Scientist/Senior Scientist, Clinical Pharmacology

Harpoon Therapeutics is a clinical-stage immunotherapy company developing a novel class of T cell engagers that harness the power of the body’s immune system to treat patients suffering from cancer and other diseases. T cell engagers are engineered proteins that direct a patient’s own T cells to kill target cells that express specific proteins, or antigens, carried by the target cells. Using its proprietary Tri-specific T cell Activating Construct (TriTAC®) platform, Harpoon is developing a pipeline of novel TriTACs initially focused on the treatment of solid tumors and hematologic malignancies. HPN424 targets PSMA and is in a Phase 1/2a trial for metastatic castration-resistant prostate cancer. HPN536 targets mesothelin and is in a Phase 1/2a trial for cancers expressing mesothelin, initially focused on ovarian and pancreatic cancers. HPN217 targets BCMA and is in a Phase 1/2 trial for relapsed, refractory multiple myeloma. HPN328 targets DLL3 and is in a Phase 1/2 trial for small cell lung cancer and other DLL3-associated tumors. Harpoon has also developed a proprietary ProTriTAC™ platform, which applies a prodrug concept to its TriTAC platform to create a therapeutic T cell engager that remains inactive until it reaches the tumor. For additional information about Harpoon Therapeutics, please visit

With multiple programs in clinical trials, we are recruiting a highly motivated scientist to join the Clinical Pharmacology team to support the advancement of the Harpoon’s clinical pipeline. This scientist will assist in developing Clinical Pharmacology and Translational Medicine strategies and will play an integral role in the Company’s success. Area of expertise for this individual include hands-on non-compartmental analyses, population pharmacokinetic/pharmacodynamic (PK/PD) modeling, and simulations, using pharmacokinetic, model-based, and drug therapeutic principles and the knowledge of drug development processes and regulatory guidances.


  • Contribute to the Company’s clinical pharmacology efforts; act as the subject matter expert and a key stakeholder in research and clinical teams.
  • Organize and interpret pharmacokinetic and pharmacodynamic data.
  • Conduct hands-on non-clinical and clinical data analysis including non-compartmental analyses, population PK/PD modeling and exposure response (efficacy and safety) analyses based on evolving data to advance clinical trials. 
  • Interact with clinical operations, clinical science, data management and biostatics to design clinical studies.
  • Work closely with biosample management for the proper collection, processing, and testing of pharmacokinetic and biomarker samples.
  • Present findings to key stakeholders (PDTs, research, management, and board of directors) and in the forms of meeting abstracts, posters, and/or manuscripts in scientific journals.
  • Author documents for regulatory submissions and contribute to the clinical study protocols and reports.
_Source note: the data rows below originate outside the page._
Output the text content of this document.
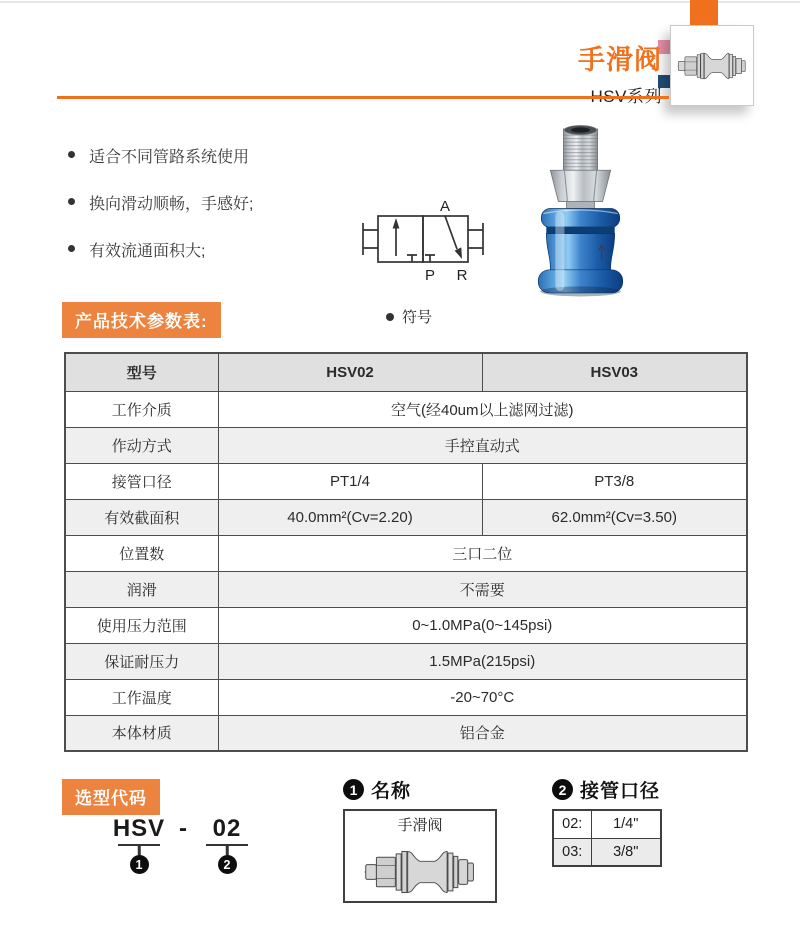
手滑阀
适合不同管路系统使用
换向滑动顺畅，手感好;
有效流通面积大;
A
P R
符号
产品技术参数表:
型号	HSV02	HSV03
工作介质	空气(经40um以上滤网过滤)	
作动方式	手控直动式	
接管口径	PT1/4	PT3/8
有效截面积	40.0mm²(Cv=2.20)	62.0mm²(Cv=3.50)
位置数	三口二位	
润滑	不需要	
使用压力范围	0~1.0MPa(0~145psi)	
保证耐压力	1.5MPa(215psi)	
工作温度	-20~70°C	
本体材质	铝合金	
选型代码
HSV
1
- 02
2
1 名称
手滑阀
2 接管口径
02:	1/4"
03:	3/8"
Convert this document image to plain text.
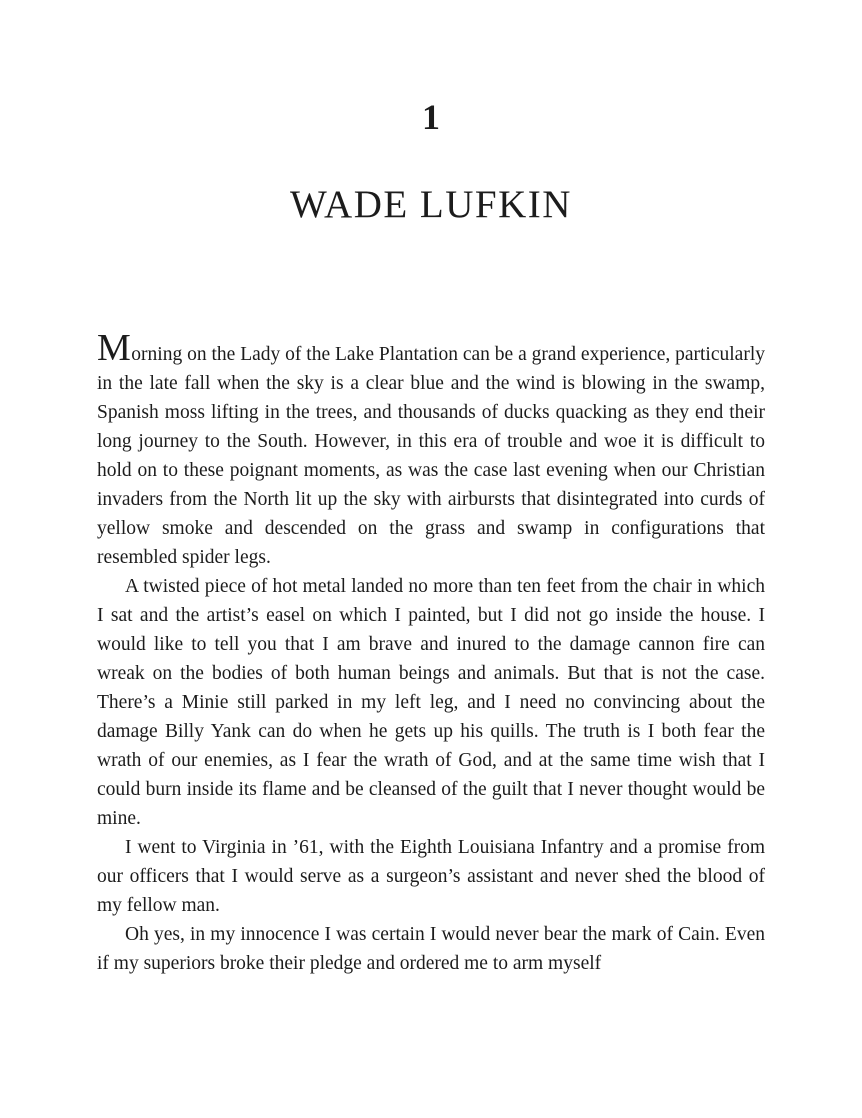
1
WADE LUFKIN

Morning on the Lady of the Lake Plantation can be a grand experience, particularly in the late fall when the sky is a clear blue and the wind is blowing in the swamp, Spanish moss lifting in the trees, and thousands of ducks quacking as they end their long journey to the South. However, in this era of trouble and woe it is difficult to hold on to these poignant moments, as was the case last evening when our Christian invaders from the North lit up the sky with airbursts that disintegrated into curds of yellow smoke and descended on the grass and swamp in configurations that resembled spider legs.

A twisted piece of hot metal landed no more than ten feet from the chair in which I sat and the artist’s easel on which I painted, but I did not go inside the house. I would like to tell you that I am brave and inured to the damage cannon fire can wreak on the bodies of both human beings and animals. But that is not the case. There’s a Minie still parked in my left leg, and I need no convincing about the damage Billy Yank can do when he gets up his quills. The truth is I both fear the wrath of our enemies, as I fear the wrath of God, and at the same time wish that I could burn inside its flame and be cleansed of the guilt that I never thought would be mine.

I went to Virginia in ’61, with the Eighth Louisiana Infantry and a promise from our officers that I would serve as a surgeon’s assistant and never shed the blood of my fellow man.

Oh yes, in my innocence I was certain I would never bear the mark of Cain. Even if my superiors broke their pledge and ordered me to arm myself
  • A PharmD or PhD with 2+, a MS or BS with 4+ years of experience in clinical pharmacology and modeling and simulation in the biotech/pharmaceutical industry. Equivalent experience may be accepted. Post-doctoral work may serve as experience. 
  • Demonstrated experience in designing and implementing PK/PD modeling strategies and plan in support of clinical development of experimental drugs; expertise in biologics for the treatment of cancer is preferred.
  • Proficiency in PK and PK/PD data analysis, interpretation, and reporting.
  • Must have hands-on experience with data analysis, non-compartmental and PK/PD modeling and using data processing software such as Phoenix WinNonlin, R, NONMEM, and/or MONOLIX. Good working knowledge of graphing software such as SigmaPlot, Prism, JMP, or R is required.
  • Ability to work in a dynamic, fast-paced, timeline-based environment and across organization, have excellent communication skills, and demonstrate sound judgment and problem-solving capabilities.
  • Ability to explain the principles of modeling, experimental observations and meaning of the data to a wider lay audience.
  • Working knowledge in the human immune system and the functions of lymphocyte subsets in relation to the clinical development of immune-oncology drugs is a major plus.
  • Knowledge in regulatory guidance, requirements and expectations in the US and internationally, and ICH and GCP is a plus.